18 August 2003 08:05 Pension Fund Misses Notification Deadline Gearing up for the transition to an investment-based pension system, the Pension Fund promised to send account status
notifications to all future pensioners by Aug. 1. Not only did it miss the deadline, but it will not be ready even by
Oct. 1.
As a result, management companies and government officials have said the fund should give people at least an extra
month to pick a manager for their pensions.
Under a June government decree, the Pension Fund was supposed to send out the letters to all "investors" by
Aug. 1, but according to a press release from the fund last week, only 1.7 million of the estimated 40 million letters
have been delivered so far. The fund has printed 5.4 million notices and given 4.3 million of them to the post
office.
The fund said its printing center, which was set up to send the letters, will work around the clock to put out
600,000 notices per day. Even so, by Oct. 1, the center would only have 33.6 million letters ready.
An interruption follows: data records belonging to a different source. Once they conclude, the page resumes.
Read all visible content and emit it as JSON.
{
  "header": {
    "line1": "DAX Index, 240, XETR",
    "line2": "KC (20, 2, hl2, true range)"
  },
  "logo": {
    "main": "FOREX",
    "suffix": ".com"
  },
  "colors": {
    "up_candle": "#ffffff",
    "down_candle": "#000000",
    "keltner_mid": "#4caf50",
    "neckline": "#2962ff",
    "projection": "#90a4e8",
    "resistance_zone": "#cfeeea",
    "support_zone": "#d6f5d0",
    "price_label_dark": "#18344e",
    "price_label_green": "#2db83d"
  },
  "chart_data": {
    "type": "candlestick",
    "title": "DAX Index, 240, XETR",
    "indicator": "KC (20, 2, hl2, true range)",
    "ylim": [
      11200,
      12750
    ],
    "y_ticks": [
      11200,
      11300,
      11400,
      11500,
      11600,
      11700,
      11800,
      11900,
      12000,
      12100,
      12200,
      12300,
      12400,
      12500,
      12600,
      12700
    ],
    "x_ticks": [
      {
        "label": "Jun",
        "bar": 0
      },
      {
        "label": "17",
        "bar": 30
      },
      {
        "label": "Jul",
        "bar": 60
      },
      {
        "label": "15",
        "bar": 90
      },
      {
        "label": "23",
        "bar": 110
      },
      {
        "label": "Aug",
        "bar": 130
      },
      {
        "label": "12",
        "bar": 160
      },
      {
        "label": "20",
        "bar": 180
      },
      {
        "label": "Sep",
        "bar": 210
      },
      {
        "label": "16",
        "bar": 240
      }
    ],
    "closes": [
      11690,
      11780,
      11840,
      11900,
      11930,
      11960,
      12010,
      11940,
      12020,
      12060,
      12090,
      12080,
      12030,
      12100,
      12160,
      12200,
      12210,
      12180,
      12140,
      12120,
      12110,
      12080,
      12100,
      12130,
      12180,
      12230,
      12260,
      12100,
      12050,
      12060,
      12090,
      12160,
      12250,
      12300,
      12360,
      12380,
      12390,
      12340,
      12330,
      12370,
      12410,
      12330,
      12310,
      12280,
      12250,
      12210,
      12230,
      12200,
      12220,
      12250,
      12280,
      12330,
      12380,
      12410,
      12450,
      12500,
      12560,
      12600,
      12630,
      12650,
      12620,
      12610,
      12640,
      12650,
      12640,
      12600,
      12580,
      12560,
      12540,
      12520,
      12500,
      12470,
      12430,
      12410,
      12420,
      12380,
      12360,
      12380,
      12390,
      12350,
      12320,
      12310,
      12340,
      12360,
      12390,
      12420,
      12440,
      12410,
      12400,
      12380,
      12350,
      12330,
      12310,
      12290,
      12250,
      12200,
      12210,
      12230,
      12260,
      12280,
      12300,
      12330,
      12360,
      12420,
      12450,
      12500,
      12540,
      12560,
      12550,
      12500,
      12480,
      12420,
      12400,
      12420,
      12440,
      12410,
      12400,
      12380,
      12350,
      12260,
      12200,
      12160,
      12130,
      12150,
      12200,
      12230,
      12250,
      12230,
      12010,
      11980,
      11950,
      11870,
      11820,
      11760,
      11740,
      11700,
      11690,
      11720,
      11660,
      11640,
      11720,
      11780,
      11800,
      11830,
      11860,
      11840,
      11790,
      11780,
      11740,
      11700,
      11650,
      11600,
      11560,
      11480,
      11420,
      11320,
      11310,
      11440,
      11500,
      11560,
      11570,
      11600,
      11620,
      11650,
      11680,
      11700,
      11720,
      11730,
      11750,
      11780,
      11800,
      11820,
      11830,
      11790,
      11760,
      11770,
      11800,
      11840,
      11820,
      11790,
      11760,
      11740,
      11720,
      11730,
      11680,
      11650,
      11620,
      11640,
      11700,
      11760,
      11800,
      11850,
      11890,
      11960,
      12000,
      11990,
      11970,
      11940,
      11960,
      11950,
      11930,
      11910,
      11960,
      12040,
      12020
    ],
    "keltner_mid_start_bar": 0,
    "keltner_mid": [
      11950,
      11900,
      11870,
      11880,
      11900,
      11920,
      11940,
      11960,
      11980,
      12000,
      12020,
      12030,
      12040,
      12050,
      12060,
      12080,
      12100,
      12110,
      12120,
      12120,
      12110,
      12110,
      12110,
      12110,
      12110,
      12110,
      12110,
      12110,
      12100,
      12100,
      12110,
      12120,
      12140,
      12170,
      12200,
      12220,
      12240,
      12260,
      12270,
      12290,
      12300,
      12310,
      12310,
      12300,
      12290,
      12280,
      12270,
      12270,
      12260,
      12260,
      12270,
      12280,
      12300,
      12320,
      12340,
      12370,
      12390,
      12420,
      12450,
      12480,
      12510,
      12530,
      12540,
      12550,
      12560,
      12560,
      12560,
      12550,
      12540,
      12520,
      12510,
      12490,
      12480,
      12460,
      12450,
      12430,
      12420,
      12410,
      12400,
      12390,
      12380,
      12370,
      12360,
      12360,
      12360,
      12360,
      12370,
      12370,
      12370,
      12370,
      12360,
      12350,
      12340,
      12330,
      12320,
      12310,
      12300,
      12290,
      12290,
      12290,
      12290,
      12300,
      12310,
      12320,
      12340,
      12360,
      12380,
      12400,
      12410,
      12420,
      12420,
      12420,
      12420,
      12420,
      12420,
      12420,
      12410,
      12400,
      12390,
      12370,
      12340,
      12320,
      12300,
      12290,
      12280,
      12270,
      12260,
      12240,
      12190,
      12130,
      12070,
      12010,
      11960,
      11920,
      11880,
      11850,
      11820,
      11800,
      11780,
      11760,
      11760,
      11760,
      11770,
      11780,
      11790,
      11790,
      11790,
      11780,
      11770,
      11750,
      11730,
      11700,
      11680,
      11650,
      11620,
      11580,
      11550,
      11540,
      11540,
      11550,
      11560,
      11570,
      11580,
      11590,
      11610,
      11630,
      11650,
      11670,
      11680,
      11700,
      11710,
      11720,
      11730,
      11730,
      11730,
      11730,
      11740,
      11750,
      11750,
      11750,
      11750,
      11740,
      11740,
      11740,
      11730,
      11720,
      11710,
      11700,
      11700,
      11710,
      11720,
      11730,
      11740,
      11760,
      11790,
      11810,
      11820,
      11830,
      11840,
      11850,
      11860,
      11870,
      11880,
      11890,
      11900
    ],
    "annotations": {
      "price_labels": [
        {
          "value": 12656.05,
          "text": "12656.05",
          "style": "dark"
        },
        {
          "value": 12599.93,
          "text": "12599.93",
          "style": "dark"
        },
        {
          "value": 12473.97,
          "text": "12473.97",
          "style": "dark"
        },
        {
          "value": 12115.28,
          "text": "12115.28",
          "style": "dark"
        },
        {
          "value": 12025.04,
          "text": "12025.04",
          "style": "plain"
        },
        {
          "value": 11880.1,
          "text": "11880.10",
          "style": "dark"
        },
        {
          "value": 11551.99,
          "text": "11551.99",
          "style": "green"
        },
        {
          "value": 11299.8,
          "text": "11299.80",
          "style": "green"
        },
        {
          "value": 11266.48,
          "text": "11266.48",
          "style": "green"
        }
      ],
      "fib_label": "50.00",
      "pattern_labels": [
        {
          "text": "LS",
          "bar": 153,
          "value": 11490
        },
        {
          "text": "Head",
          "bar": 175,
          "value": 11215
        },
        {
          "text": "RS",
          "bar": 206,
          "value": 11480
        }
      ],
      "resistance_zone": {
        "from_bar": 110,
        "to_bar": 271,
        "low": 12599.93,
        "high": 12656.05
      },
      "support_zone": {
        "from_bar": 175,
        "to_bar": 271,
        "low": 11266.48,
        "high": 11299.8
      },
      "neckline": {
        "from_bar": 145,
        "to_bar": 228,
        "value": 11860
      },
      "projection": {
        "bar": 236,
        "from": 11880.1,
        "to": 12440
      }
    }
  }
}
In addition to information about the balance of the pension account as of Jan. 1, 2003, the letters contain a form
for selecting a pension management company. According to the letters, those who wish to use a private management company
rather than the government's default manager, Vneshekonombank, must reply to the Pension Fund by Oct. 15.
"If the Pension Fund really cannot send out all the notices by late September, we must extend the application
deadline, otherwise future pensioners' right will be seriously violated," First Deputy Economic Development
and Trade Minister Mikhail Dmitriyev said.
Yevgeny Gontmakher, head of the government's administration department, agreed that the deadline for
applications should be moved to Nov. 15, but he noted that it is up to the fund, not to the government, to do so.
Pushing back the deadline should not delay the transfer of funds to management companies, which has been set for Jan.
1, 2004, Gontmakher said.
"It is strange that the Pension Fund has not informed the public about its difficulties," said Alexei
Shkrapkin, director general of management company Kapital. "Until now [Pension Fund head] Mikhail Zurabov had been
promising to meet the set deadline."
"The scope and the timeline of this work were known well in advance," said Polina Kryuchkova, an expert
with the Confederation of Consumer Societies. "Did the Pension Fund not know its own printing center's
capabilities until now?"
Management company representatives believe the application deadline should be extended.
"At least one month from the time the last letter is received should be given for selecting a management
company," said Yelena Kasyanova, head of the fiduciary transactions department at Bank of Moscow. "Otherwise,
the ongoing tender for management companies makes very little sense."
Even so, the proposed extension may not be enough.
"Processing applications is technologically a much more difficult process than mailing notices, so the fund will
probably run into the same to work overtime to meet the deadline," Shkrapkin said.